Bioethanol and biodiesel don't make sense #
Posted Thursday 15th March 2007 17:21 GMT
Having had a go at making biodiesel and looked at the economics of America's cack handed bioethanol production, I think that current approaches to biofuels are flawed:
Brazil has a successful bioethanol industry because they grow sugar cane in a subtropical environment, it doesn't require a lot of fertilizer, and it produces a high ethanol yield because you don't have to fiddle with it to get enough sugar out to make any ethanol at all. Corn and wheat as feedstocks, by contrast are pretty poor for giving a decent amount of sugar, requiring a malting process which uses lots of water and heat, or chemical treatment with substances derived from petrochemicals.
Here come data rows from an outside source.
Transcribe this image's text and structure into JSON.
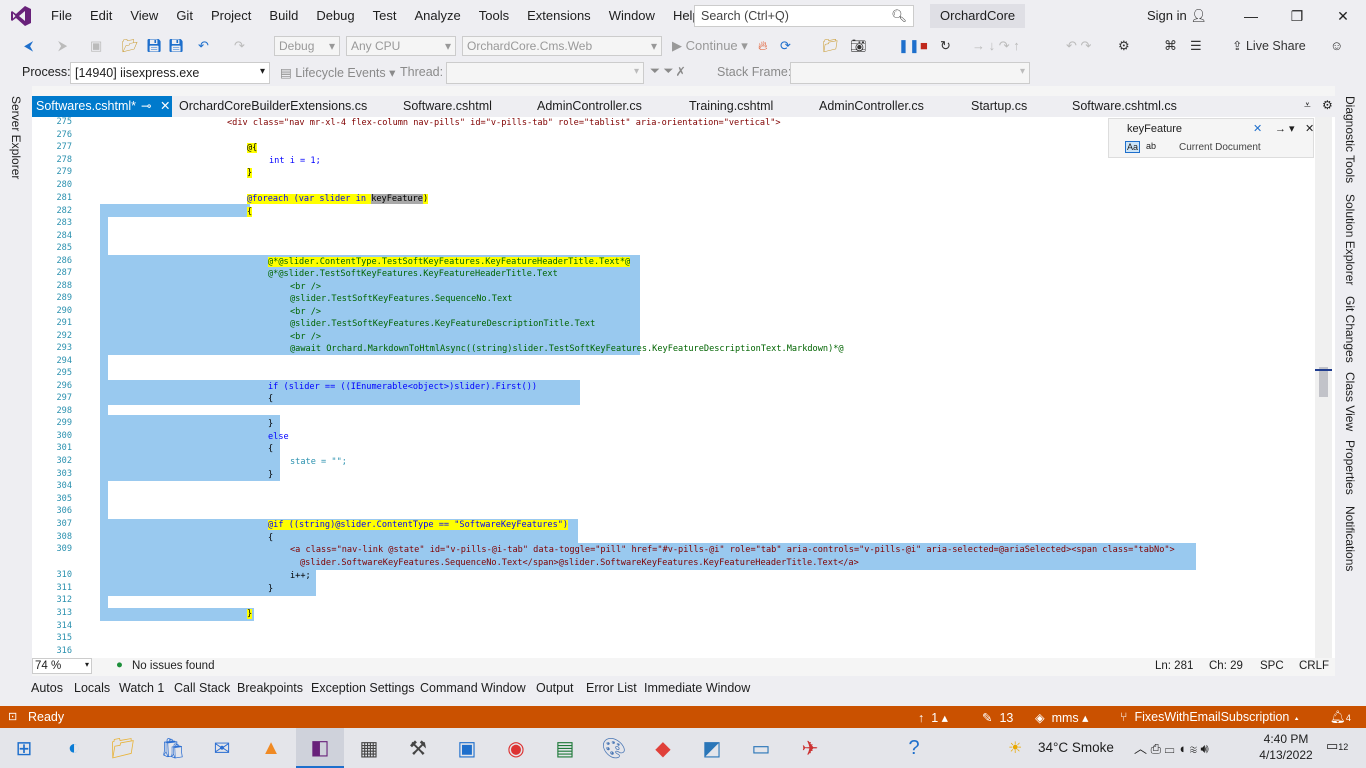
{
  "menu": [
    "File",
    "Edit",
    "View",
    "Git",
    "Project",
    "Build",
    "Debug",
    "Test",
    "Analyze",
    "Tools",
    "Extensions",
    "Window",
    "Help"
  ],
  "search_placeholder": "Search (Ctrl+Q)",
  "solution_name": "OrchardCore",
  "sign_in": "Sign in",
  "toolbar": {
    "config": "Debug",
    "platform": "Any CPU",
    "startup": "OrchardCore.Cms.Web",
    "continue": "Continue",
    "live_share": "Live Share"
  },
  "procbar": {
    "process_label": "Process:",
    "process_value": "[14940] iisexpress.exe",
    "lifecycle": "Lifecycle Events",
    "thread": "Thread:",
    "stack_frame": "Stack Frame:"
  },
  "left_side_tab": "Server Explorer",
  "right_side_tabs": [
    "Diagnostic Tools",
    "Solution Explorer",
    "Git Changes",
    "Class View",
    "Properties",
    "Notifications"
  ],
  "doc_tabs": [
    "Softwares.cshtml*",
    "OrchardCoreBuilderExtensions.cs",
    "Software.cshtml",
    "AdminController.cs",
    "Training.cshtml",
    "AdminController.cs",
    "Startup.cs",
    "Software.cshtml.cs"
  ],
  "find": {
    "query": "keyFeature",
    "scope": "Current Document",
    "case_label": "Aa",
    "word_label": "ab"
  },
  "line_numbers": [
    "275",
    "276",
    "277",
    "278",
    "279",
    "280",
    "281",
    "282",
    "283",
    "284",
    "285",
    "286",
    "287",
    "288",
    "289",
    "290",
    "291",
    "292",
    "293",
    "294",
    "295",
    "296",
    "297",
    "298",
    "299",
    "300",
    "301",
    "302",
    "303",
    "304",
    "305",
    "306",
    "307",
    "308",
    "309",
    "",
    "310",
    "311",
    "312",
    "313",
    "314",
    "315",
    "316"
  ],
  "code": {
    "l275": "<div class=\"nav mr-xl-4 flex-column nav-pills\" id=\"v-pills-tab\" role=\"tablist\" aria-orientation=\"vertical\">",
    "l277": "@{",
    "l278": "int i = 1;",
    "l279": "}",
    "l281a": "@foreach (var slider in ",
    "l281b": "keyFeature",
    "l281c": ")",
    "l282": "{",
    "l286": "@*@slider.ContentType.TestSoftKeyFeatures.KeyFeatureHeaderTitle.Text*@",
    "l287": "@*@slider.TestSoftKeyFeatures.KeyFeatureHeaderTitle.Text",
    "l288": "<br />",
    "l289": "@slider.TestSoftKeyFeatures.SequenceNo.Text",
    "l290": "<br />",
    "l291": "@slider.TestSoftKeyFeatures.KeyFeatureDescriptionTitle.Text",
    "l292": "<br />",
    "l293": "@await Orchard.MarkdownToHtmlAsync((string)slider.TestSoftKeyFeatures.KeyFeatureDescriptionText.Markdown)*@",
    "l296": "if (slider == ((IEnumerable<object>)slider).First())",
    "l297": "{",
    "l299": "}",
    "l300": "else",
    "l301": "{",
    "l302": "state = \"\";",
    "l303": "}",
    "l307": "@if ((string)@slider.ContentType == \"SoftwareKeyFeatures\")",
    "l308": "{",
    "l309": "<a class=\"nav-link @state\" id=\"v-pills-@i-tab\" data-toggle=\"pill\" href=\"#v-pills-@i\" role=\"tab\" aria-controls=\"v-pills-@i\" aria-selected=@ariaSelected><span class=\"tabNo\">",
    "l309b": "@slider.SoftwareKeyFeatures.SequenceNo.Text</span>@slider.SoftwareKeyFeatures.KeyFeatureHeaderTitle.Text</a>",
    "l310": "i++;",
    "l311": "}",
    "l313": "}"
  },
  "statusline": {
    "zoom": "74 %",
    "issues": "No issues found",
    "ln": "Ln: 281",
    "ch": "Ch: 29",
    "spc": "SPC",
    "crlf": "CRLF"
  },
  "bottom_tabs": [
    "Autos",
    "Locals",
    "Watch 1",
    "Call Stack",
    "Breakpoints",
    "Exception Settings",
    "Command Window",
    "Output",
    "Error List",
    "Immediate Window"
  ],
  "status": {
    "ready": "Ready",
    "up": "1",
    "edits": "13",
    "user": "mms",
    "branch": "FixesWithEmailSubscription",
    "notif": "4"
  },
  "taskbar": {
    "weather": "34°C  Smoke",
    "time": "4:40 PM",
    "date": "4/13/2022",
    "badge": "12"
  },
  "colors": {
    "accent": "#007acc",
    "status_bar": "#ca5100",
    "vs_purple": "#68217a",
    "selection": "#99c9ef"
  }
}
To distill ethanol to sufficient purity to be a fuel requires vast amounts of heat. In sum, I think that the total energy return from the manufacture of bioethanol is close to zero.
Biodiesel is slightly better, in that getting vegetable oil out of feedstock can be done by cold pressing or with minimal heat. However the biodiesel process requires heat to be applied for some considerable time, and the use of caustic substances such as sodium hydroxide (caustic soda in the UK, lye in the US) to catalyze the process, and an alcohol such as methanol (produced from petrochemicals) or ethanol (see ethanol issues above) , to make it.
Converting a diesel vehicle to run on pure vegetable oil in the UK using a kit currently costs around £3000, but to build diesel engines from scratch to run on vegetable oil would probably add negligible cost to the price of a diesel engine, which was after all originally developed to run on vegetable oil. Vegetable oil, out of the above three options (bio ethanol, bio diesel, veg oil) requires the least energy and the least chemicals to produce. However, veg oil is also a foodstuff, which means that government would find it hard to centralize and hard to tax, and there are no tax breaks for veg oil as a fuel, so nobody is going to bother to build a plant to produce it.
If either UK party really believed in greening the fuel supply, they'd probably be pushing straight veg oil.
There is also research currently on oil producing algae, which would solve the problem of finding enough land to grow enough oil crops to provide fuel as well as food on a large scale, because it could be grown on the sea.